Fausto (Mirko Roschkowski) und Margarita (Jessica Muirhead im Clinch – Foto: Forster

Wie inszeniert man das? Naheliegend wäre gewesen, das Ganze zu einer grellen Revue und Rocky Horror Goethe-Show zu vertrashen. Tatiana Gürbaca wählte für ihre Regie die seriöse Variante und lässt die Geschichte ohne große Bühneneffekte, aber auch größtenteils frei von Leerlauf in einem geschmackvoll modernen Ambiente ablaufen. Marc Weegers Bühnenbild besteht aus einem eleganten Klinik- oder Laborambiente, das sich im zweiten Teil auf einen minimalistisch möblierten und eher unspezifischen Raum ausweitet, ein in einer Glasvitrine wachsender Baum symbolisiert offenbar ein domestiziertes Verständnis von Natur und dient, ganz praktisch, als Reservoir diverser Requisiten. Volk und Protagonisten sind von Silke Willrett als heutige Normalos durchaus farbig kostümiert, für die Lichtregie sorgt einmal mehr der bewährte Stefan Bolliger. Die Personenregie ist lebhaft und ungestelzt natürlich, deutende Einfälle eher sparsam dosiert; so erhebt sich die eingangs von Faust sezierte Leiche vom Tisch und entpuppt sich als Mephisto.

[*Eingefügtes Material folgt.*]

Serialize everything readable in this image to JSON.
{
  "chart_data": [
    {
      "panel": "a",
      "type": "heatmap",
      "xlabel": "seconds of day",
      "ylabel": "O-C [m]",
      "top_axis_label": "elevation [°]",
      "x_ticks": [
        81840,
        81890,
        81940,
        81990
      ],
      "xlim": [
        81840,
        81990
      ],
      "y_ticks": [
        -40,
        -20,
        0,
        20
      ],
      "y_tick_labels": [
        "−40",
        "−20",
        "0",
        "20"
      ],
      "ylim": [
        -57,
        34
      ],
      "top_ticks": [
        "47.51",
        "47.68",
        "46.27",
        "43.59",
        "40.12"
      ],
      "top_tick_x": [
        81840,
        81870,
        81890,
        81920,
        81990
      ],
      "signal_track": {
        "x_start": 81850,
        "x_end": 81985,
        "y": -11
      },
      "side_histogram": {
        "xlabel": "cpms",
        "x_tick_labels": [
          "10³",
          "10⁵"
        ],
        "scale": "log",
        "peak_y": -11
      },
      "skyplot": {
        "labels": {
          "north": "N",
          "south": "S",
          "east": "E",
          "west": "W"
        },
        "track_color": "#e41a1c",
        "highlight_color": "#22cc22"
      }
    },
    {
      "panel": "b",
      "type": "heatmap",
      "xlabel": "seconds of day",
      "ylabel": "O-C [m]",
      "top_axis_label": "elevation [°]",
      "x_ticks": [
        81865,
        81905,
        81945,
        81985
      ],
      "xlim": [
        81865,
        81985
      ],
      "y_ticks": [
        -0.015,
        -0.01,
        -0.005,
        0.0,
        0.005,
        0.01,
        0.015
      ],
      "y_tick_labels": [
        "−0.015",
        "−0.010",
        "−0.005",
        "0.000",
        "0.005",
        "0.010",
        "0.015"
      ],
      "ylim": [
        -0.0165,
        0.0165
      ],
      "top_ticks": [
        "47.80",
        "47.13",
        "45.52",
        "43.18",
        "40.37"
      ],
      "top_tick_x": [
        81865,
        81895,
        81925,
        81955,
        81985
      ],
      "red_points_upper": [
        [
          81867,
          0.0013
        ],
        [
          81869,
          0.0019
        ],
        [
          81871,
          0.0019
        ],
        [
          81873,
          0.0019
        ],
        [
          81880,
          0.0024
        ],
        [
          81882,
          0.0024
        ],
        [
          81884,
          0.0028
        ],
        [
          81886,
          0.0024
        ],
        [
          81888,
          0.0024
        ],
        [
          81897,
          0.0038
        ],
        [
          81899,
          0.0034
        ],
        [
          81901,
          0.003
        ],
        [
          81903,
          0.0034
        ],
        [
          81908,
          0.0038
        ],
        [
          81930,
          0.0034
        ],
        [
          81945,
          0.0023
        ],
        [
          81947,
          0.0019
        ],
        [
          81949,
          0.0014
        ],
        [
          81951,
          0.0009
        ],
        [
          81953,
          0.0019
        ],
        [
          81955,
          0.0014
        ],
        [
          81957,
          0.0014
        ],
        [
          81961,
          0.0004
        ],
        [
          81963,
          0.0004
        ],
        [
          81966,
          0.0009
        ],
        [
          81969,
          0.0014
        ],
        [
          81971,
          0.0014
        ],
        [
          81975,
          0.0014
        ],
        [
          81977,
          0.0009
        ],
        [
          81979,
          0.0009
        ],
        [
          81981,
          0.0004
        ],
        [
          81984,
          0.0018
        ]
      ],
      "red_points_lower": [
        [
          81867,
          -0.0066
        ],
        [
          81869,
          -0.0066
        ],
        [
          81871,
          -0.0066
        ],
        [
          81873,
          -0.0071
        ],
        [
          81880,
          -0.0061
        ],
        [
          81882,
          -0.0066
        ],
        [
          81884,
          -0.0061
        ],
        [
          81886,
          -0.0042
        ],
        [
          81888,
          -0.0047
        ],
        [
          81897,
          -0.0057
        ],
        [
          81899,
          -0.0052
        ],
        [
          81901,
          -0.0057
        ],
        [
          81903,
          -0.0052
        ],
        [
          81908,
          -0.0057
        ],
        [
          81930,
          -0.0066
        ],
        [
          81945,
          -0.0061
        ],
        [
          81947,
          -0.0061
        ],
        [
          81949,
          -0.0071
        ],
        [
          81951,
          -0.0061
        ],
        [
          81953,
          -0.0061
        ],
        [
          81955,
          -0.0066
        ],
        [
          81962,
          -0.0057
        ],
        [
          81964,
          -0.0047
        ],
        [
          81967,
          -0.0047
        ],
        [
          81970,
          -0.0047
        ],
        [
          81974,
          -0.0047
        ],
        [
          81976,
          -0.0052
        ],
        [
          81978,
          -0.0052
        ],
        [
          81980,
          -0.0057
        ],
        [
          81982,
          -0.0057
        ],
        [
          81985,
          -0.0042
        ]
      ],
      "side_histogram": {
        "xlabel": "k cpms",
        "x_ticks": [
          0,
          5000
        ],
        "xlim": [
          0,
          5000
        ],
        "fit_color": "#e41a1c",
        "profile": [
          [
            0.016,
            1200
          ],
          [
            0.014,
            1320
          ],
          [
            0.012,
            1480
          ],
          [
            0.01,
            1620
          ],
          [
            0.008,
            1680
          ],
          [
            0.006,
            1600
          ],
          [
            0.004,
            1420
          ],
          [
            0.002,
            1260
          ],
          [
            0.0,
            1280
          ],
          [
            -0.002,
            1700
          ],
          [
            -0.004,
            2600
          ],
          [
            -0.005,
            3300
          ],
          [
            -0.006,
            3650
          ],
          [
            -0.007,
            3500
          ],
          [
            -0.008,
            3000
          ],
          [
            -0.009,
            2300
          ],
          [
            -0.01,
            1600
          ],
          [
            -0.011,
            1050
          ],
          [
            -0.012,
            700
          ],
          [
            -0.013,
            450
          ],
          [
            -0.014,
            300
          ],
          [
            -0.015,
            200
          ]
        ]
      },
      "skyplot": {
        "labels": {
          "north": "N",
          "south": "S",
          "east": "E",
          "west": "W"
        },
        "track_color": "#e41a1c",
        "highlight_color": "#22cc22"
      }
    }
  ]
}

Die größte gesangliche challenge ist die Titelpartie, die zwischen sehr hohen und baritonal tiefen Passagen wechselt, bzw. sich in einer technisch äußerst knifflig zu bewältigenden Übergangslage abspielt; das wäre ein Fest für Michael Spyres. Den gibt das Essener Budget natürlich nicht her, aber Mirko Roschkowski ist weit mehr als eine Verlegenheitsbesetzung. Die Stimme mag nicht das edelste und betörendste Timbre haben, aber technisch bewältigt er nach kurzer Anlaufzeit die Tücken der Partie sehr respektabel und durfte sich entsprechenden Applaus abholen. Noch mehr Zustimmung erntete Jessica Muirhead als Margarita, die im Quartett im ersten Akt mit Virtuosität und nach der Pause in ihrem Monolog und in der Finalszene mit warm schimmernder Mittellage und innigem Ausdruck punkten konnte. Dagegen ist Mephisto bei Bertin als Rolle wesentlich weniger dankbar als etwa bei Gounod oder Boito, eine große spektakuläre Arie wie bei den männlichen Kollegen hat sie dem Teufel nicht gegönnt, der folglich seine Intrigen in Form ausgedehnter Rezitative spinnen muss. Publikumsliebling Almas Svilpa macht das gewohnt klangvoll, markant und in sich ruhend, nur hin und wieder lässt er Schalk oder Boshaftigkeit hinter der nerdigen Fassade aufblitzen.

Ausgezeichnet besetzt sind auch die kleinen Partien, allen voran George Vîrban, der als Valentino mit strahlendem Tenor und sympathisch burschikosem Spiel einen kurzen, aber prägenden Auftritt hinlegt, aber auch Juliia Kukhar als Cristina, Baurzhan Anderzhanov als Wagner und Natalija Radosavljević als Hexe und Marte überzeugen.

Andreas Spering am Pult der Essner Philharmoniker kredenzt Bertins Kompositionscocktail mit ruhiger Hand und vollmundigem, gelegentlich eine Spur zu kompaktem, Orchesterklang.

Fazit: ein Opernabend der Kategorie “Jetzt hat man es auch mal gehört”.